Diritti

Se torna l’antisemitismo, tu da che parte stai?

13 Novembre 2015

Portava una kippah, era vestito “da ebreo”, camminava nel quartiere ebraico  di Milano. Si è preso sette coltellate, una lunga diversi centimetri in pieno volto. Quanto vorremmo che il movente dell’efferato delitto non fosse quella kippah, quell’abito da ebreo, quella riconoscibile appartenenza. Quanto temiamo, dolorosamente, che Nathan Graff, cittadino israeliano genero di un rabbino, sia stato accoltellato proprio per per quello. Ancora non sappiamo la verità, e speriamo – per assurdo che possa sembrare, quando si parla di un crimine che sicuramente è stato commesso – che abbia un’origine diversa da quella.

Non ci sono parole per dire il malessere vero, profondo, che ci assale, come milanesi, come cittadini italiani, nel pensare che proprio nella nostra città, dove i quartieri a più alta densità ebraica scivolano verso una periferia di integrazione difficile e malesseri, dove lo scintillio di Expo e della Darsena non sono arrivati, essere ebrei, nel 2015, è pericoloso.

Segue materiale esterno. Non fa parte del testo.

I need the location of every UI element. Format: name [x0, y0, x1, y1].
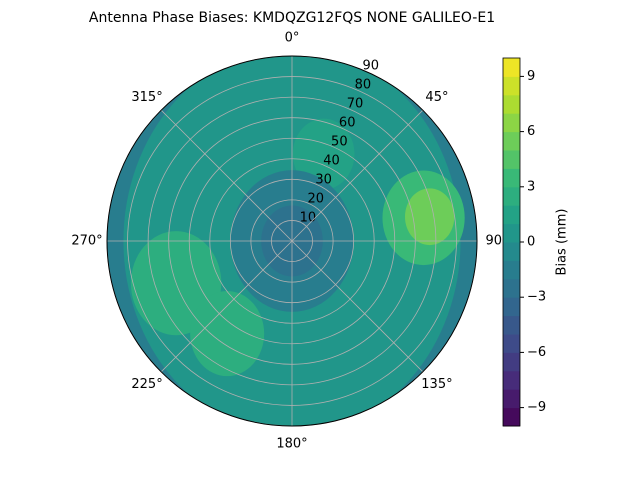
colorbar-tick-label: 0	[527, 235, 535, 250]
r-tick-label: 90	[363, 59, 380, 74]
colorbar-band	[503, 94, 520, 114]
theta-tick-label: 270°	[71, 234, 102, 249]
r-tick-label: 70	[347, 97, 364, 112]
grid-spoke	[160, 240, 293, 373]
r-tick-label: 80	[355, 78, 372, 93]
grid-spoke	[291, 109, 424, 242]
colorbar-band	[503, 334, 520, 353]
r-tick-label: 60	[339, 116, 356, 131]
theta-tick-label: 135°	[421, 377, 452, 392]
colorbar-band	[503, 58, 520, 77]
contour-region	[404, 188, 455, 246]
colorbar-band	[503, 113, 520, 133]
colorbar-band	[503, 150, 520, 169]
colorbar-tick-label: −6	[527, 345, 546, 360]
colorbar-tick-label: −9	[527, 400, 546, 415]
colorbar-tick-label: 9	[527, 69, 535, 84]
theta-tick-label: 45°	[425, 90, 448, 105]
colorbar-band	[503, 297, 520, 317]
colorbar-band	[503, 407, 520, 427]
colorbar-band	[503, 76, 520, 96]
colorbar-label: Bias (mm)	[555, 209, 570, 276]
colorbar-band	[503, 315, 520, 335]
colorbar-band	[503, 352, 520, 372]
colorbar-band	[503, 242, 520, 261]
r-tick-label: 10	[300, 211, 317, 226]
r-tick-label: 50	[331, 135, 348, 150]
grid-spoke	[160, 109, 293, 242]
polar-frame	[106, 55, 478, 427]
grid-spoke	[291, 240, 424, 373]
colorbar-band	[503, 389, 520, 409]
contour-region	[190, 291, 265, 377]
theta-tick-label: 180°	[276, 437, 307, 452]
colorbar-band	[503, 186, 520, 206]
theta-tick-label: 315°	[131, 90, 162, 105]
colorbar-band	[503, 223, 520, 243]
chart-title: Antenna Phase Biases: KMDQZG12FQS NONE G…	[89, 10, 495, 26]
contour-region	[292, 118, 355, 190]
colorbar-band	[503, 205, 520, 225]
colorbar-band	[503, 260, 520, 280]
colorbar-tick-label: 6	[527, 124, 535, 139]
colorbar-tick-label: −3	[527, 290, 546, 305]
colorbar-band	[503, 278, 520, 298]
r-tick-label: 40	[323, 154, 340, 169]
colorbar-band	[503, 131, 520, 151]
theta-tick-label: 0°	[285, 31, 300, 46]
colorbar-band	[503, 370, 520, 390]
r-tick-label: 20	[307, 192, 324, 207]
r-tick-label: 30	[315, 173, 332, 188]
theta-tick-label: 225°	[131, 377, 162, 392]
colorbar-tick-label: 3	[527, 179, 535, 194]
colorbar-band	[503, 168, 520, 188]
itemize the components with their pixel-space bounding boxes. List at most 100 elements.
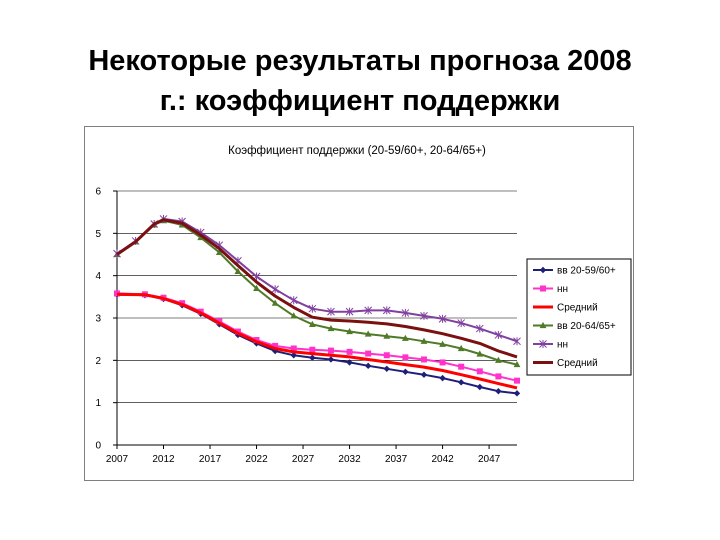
series-4-point-13: [345, 307, 354, 316]
series-1-point-11: [327, 347, 334, 354]
series-4-point-17: [420, 311, 428, 320]
series-3-point-9: [271, 299, 279, 306]
y-tick-label-3: 3: [95, 314, 101, 325]
chart-axes: 0 1 2 3 4 5 6 2007 2012 2017 2022 2027 2032 2037 2042 2…: [95, 187, 517, 465]
legend-swatch-marker-4: [539, 340, 547, 348]
series-4-point-16: [401, 308, 410, 317]
series-4-point-21: [494, 330, 503, 339]
series-4-point-20: [475, 324, 484, 333]
y-tick-label-5: 5: [95, 229, 101, 240]
x-tick-label-2007: 2007: [106, 454, 129, 465]
legend-label-2: Средний: [557, 303, 598, 314]
series-1-point-17: [439, 359, 446, 366]
series-0-point-13: [364, 362, 372, 370]
series-1-point-16: [420, 356, 427, 363]
legend-entry-4: нн: [533, 340, 568, 351]
series-1-point-19: [476, 368, 483, 375]
slide-title-line-1: Некоторые результаты прогноза 2008: [88, 45, 632, 78]
series-4-point-22: [513, 337, 521, 346]
legend-label-0: вв 20-59/60+: [557, 266, 616, 277]
series-3-point-11: [308, 320, 316, 327]
series-0-point-9: [290, 352, 297, 359]
legend-entry-1: нн: [533, 284, 568, 295]
series-0: [113, 291, 521, 397]
series-3-point-21: [494, 356, 502, 363]
series-3-point-8: [253, 284, 260, 291]
series-3-point-10: [290, 312, 298, 319]
series-5: [116, 218, 518, 359]
series-3-point-22: [513, 360, 521, 368]
series-1-point-18: [458, 363, 465, 370]
x-tick-label-2032: 2032: [338, 454, 361, 465]
support-ratio-chart: Коэффициент поддержки (20-59/60+, 20-64/…: [95, 145, 632, 465]
series-0-point-15: [402, 368, 409, 375]
series-1-point-15: [402, 354, 409, 361]
series-0-point-14: [383, 365, 390, 372]
slide-title-line-2: г.: коэффициент поддержки: [159, 85, 561, 118]
legend-entry-2: Средний: [533, 303, 598, 314]
series-1-point-9: [290, 345, 297, 352]
x-tick-label-2037: 2037: [385, 454, 408, 465]
series-1-point-7: [253, 337, 260, 344]
series-1-point-8: [272, 342, 279, 349]
series-1-point-14: [383, 352, 390, 359]
legend-swatch-marker-3: [539, 321, 547, 329]
series-4-point-9: [271, 285, 279, 294]
x-tick-label-2042: 2042: [431, 454, 454, 465]
series-4-point-18: [438, 314, 447, 323]
series-4-point-11: [308, 304, 317, 313]
legend-entry-0: вв 20-59/60+: [533, 266, 616, 277]
series-3-point-17: [420, 337, 428, 344]
chart-series: [113, 214, 521, 397]
series-0-point-21: [513, 390, 521, 397]
legend-swatch-marker-0: [539, 266, 547, 274]
series-4-line: [116, 217, 518, 343]
y-tick-label-2: 2: [95, 356, 101, 367]
legend-entry-3: вв 20-64/65+: [533, 321, 616, 332]
series-0-point-18: [457, 379, 465, 386]
series-0-point-10: [309, 354, 316, 361]
x-tick-label-2017: 2017: [199, 454, 222, 465]
x-tick-label-2027: 2027: [292, 454, 315, 465]
x-tick-label-2022: 2022: [245, 454, 268, 465]
series-1-point-12: [346, 348, 353, 355]
y-tick-label-0: 0: [95, 441, 101, 452]
series-3-line: [116, 219, 518, 366]
series-1-point-13: [365, 350, 372, 357]
series-4: [113, 214, 521, 346]
chart-title: Коэффициент поддержки (20-59/60+, 20-64/…: [228, 145, 486, 157]
series-3-point-13: [346, 327, 353, 335]
x-tick-label-2012: 2012: [152, 454, 175, 465]
legend-label-4: нн: [557, 340, 568, 351]
legend-label-5: Средний: [557, 358, 598, 369]
series-2-line: [116, 292, 518, 390]
chart-legend: вв 20-59/60+ нн Средний вв 20-64/65+ нн Средн…: [526, 258, 632, 376]
legend-label-1: нн: [557, 284, 568, 295]
legend-box: [526, 258, 632, 376]
y-tick-label-1: 1: [95, 398, 101, 409]
y-tick-label-4: 4: [95, 271, 101, 282]
series-3-point-6: [215, 248, 223, 255]
series-0-point-11: [327, 356, 335, 363]
y-tick-label-6: 6: [95, 187, 101, 198]
legend-swatch-marker-1: [540, 285, 546, 292]
series-3-point-7: [234, 267, 242, 275]
x-tick-label-2047: 2047: [478, 454, 501, 465]
chart-frame: Коэффициент поддержки (20-59/60+, 20-64/…: [84, 126, 634, 481]
series-0-point-20: [495, 388, 502, 395]
series-1-point-5: [216, 318, 223, 325]
series-4-point-14: [364, 306, 373, 315]
series-1-point-21: [514, 377, 520, 384]
series-2: [116, 292, 518, 390]
series-0-point-17: [439, 374, 446, 382]
series-3-point-12: [327, 324, 335, 332]
series-3-point-15: [383, 332, 391, 339]
series-3-point-5: [197, 233, 205, 241]
series-4-point-12: [327, 307, 335, 316]
slide-title: Некоторые результаты прогноза 2008 г.: к…: [20, 41, 700, 121]
series-3-point-19: [457, 344, 465, 352]
series-4-point-10: [289, 296, 298, 305]
series-3-point-14: [364, 330, 372, 337]
series-1-point-10: [309, 346, 316, 353]
series-3-point-18: [439, 340, 446, 347]
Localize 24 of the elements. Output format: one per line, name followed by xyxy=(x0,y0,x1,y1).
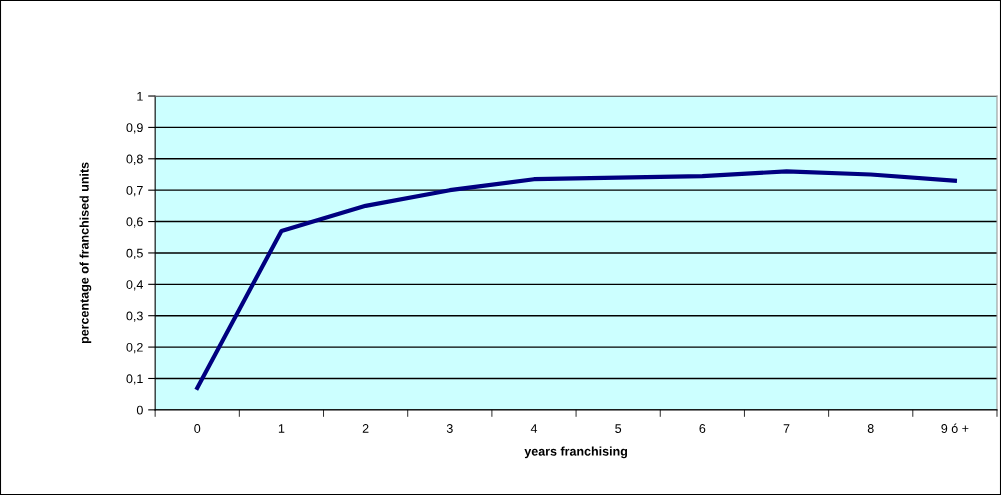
x-tick-label: 8 xyxy=(867,424,874,433)
x-tick-label: 3 xyxy=(446,424,453,433)
line-series xyxy=(195,169,957,390)
y-tick-label: 0,8 xyxy=(126,154,143,165)
x-tick-label: 2 xyxy=(362,424,369,433)
x-tick-label: 0 xyxy=(194,424,201,433)
y-tick-label: 0,4 xyxy=(126,280,143,291)
y-axis-title: percentage of franchised units xyxy=(79,162,92,344)
x-tick-label: 6 xyxy=(699,424,706,433)
y-tick-label: 0,1 xyxy=(126,374,143,385)
y-tick-label: 0,2 xyxy=(126,342,143,354)
x-tick-label: 4 xyxy=(530,424,538,433)
y-tick-label: 0,3 xyxy=(126,311,143,322)
y-tick-label: 0,7 xyxy=(126,185,143,197)
x-axis-title: years franchising xyxy=(524,446,627,459)
x-tick-label: 9 ó + xyxy=(941,423,969,433)
y-tick-label: 0 xyxy=(136,405,143,415)
y-tick-label: 0,6 xyxy=(126,217,143,228)
y-tick-label: 0,9 xyxy=(126,123,143,134)
y-tick-label: 0,5 xyxy=(126,248,143,260)
x-tick-label: 1 xyxy=(278,424,285,433)
x-tick-label: 5 xyxy=(615,424,622,433)
x-tick-label: 7 xyxy=(783,424,790,433)
y-tick-label: 1 xyxy=(137,91,143,101)
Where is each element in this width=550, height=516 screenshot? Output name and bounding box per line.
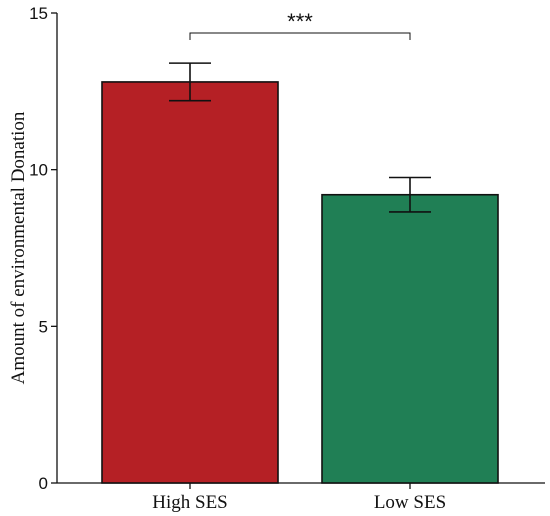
y-tick-label-15: 15: [29, 4, 48, 23]
significance-bracket: ***: [189, 9, 411, 40]
bars: [101, 81, 499, 484]
bar-high-ses: [101, 81, 279, 484]
error-bars: [169, 62, 431, 213]
significance-bracket-line: [189, 32, 411, 40]
y-tick-label-10: 10: [29, 161, 48, 180]
x-category-label-0: High SES: [152, 492, 228, 513]
y-tick-label-5: 5: [39, 317, 48, 336]
significance-label: ***: [287, 9, 313, 34]
x-category-label-1: Low SES: [374, 492, 446, 513]
y-axis-title: Amount of environmental Donation: [8, 111, 29, 384]
bar-low-ses: [321, 193, 499, 484]
y-tick-label-0: 0: [39, 474, 48, 493]
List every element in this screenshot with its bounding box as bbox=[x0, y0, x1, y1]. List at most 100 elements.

L’episodio drammatico, ovviamente in attesa di capire i contorni del fatto, impone alcune riflessioni da mandare a memoria, buone sempre, a prescindere dall’esito delle indagini. La prima: l’antisemitismo, forma archetipica di ogni razzismo e capace di germinare l’ossessione monotematica e lo sterminio, non è morto. Anzi. Inchieste giornalistiche e dati statistici ci rivelano che il nostro antisemita, proprio nell’Europa nell’Europa nata dalle ceneri di Auschwitz, è vivo, e lotta contro di noi. Sottovalutare, relativizzare, non litigare con chi avalla, è già un omicidio.
La seconda: Milano, la città che amiamo ormai raccontare come il modello della città risolta, dell’Italia che ce la fa, è un posto complesso, che accoglie pulsioni contraddittorie, una metropoli stratificata e non pacificata, come ogni vera metropoli europea. Un posto anche violento, che fa ancora emergere rabbie ataviche, pregiudizi, esclusioni. Su questo fronte, fermando immediatamente la “caccia all’arabo” e ogni propaganda troppo in fretta buttata in pasto a opposti pregiudizi, ci si aspetta che chi è nato in nome degli ideali di fraternità libertà e uguaglianza si alzi, in fretta, e oltre alla solidarietà mostri idee, risolutezza, e nessun distinguo. Nessun “eh, però Israele”. Nessun “ma insomma, con tutte le discriminazioni che ci sono vi mobilitate proprio per un ebreo’, e così via.

Alzarsi in piedi immediatamente, unitamente, contro un’ipotesi, foss’anche remota, di violenza antisemita, significa infatti alzarsi a difesa dei fondamenti del nostro stare insieme come comunità, dell’accettazione e della difesa del diritto all’essere minoranza etnica e religiosa. È un diritto che ci riguarda. Poi, domani, speriamo di poterci risvegliare da questo brutto incubo, e scoprire che il povero Nathan Graff è stato vittima di un crimine che nulla a che fare con il suo essere visibilmente ebreo. Ma intanto, ci siamo portati avanti: che su queste cose non si scherza, non si può scherzare. L’allarmismo, anche di fronte al solo sospetto, è un dovere di civiltà. Perché chi attacca il diritto ad essere visibilmente, apertamente minoranza, attacca il cuore, il fondamento ultimo, della nostra civiltà.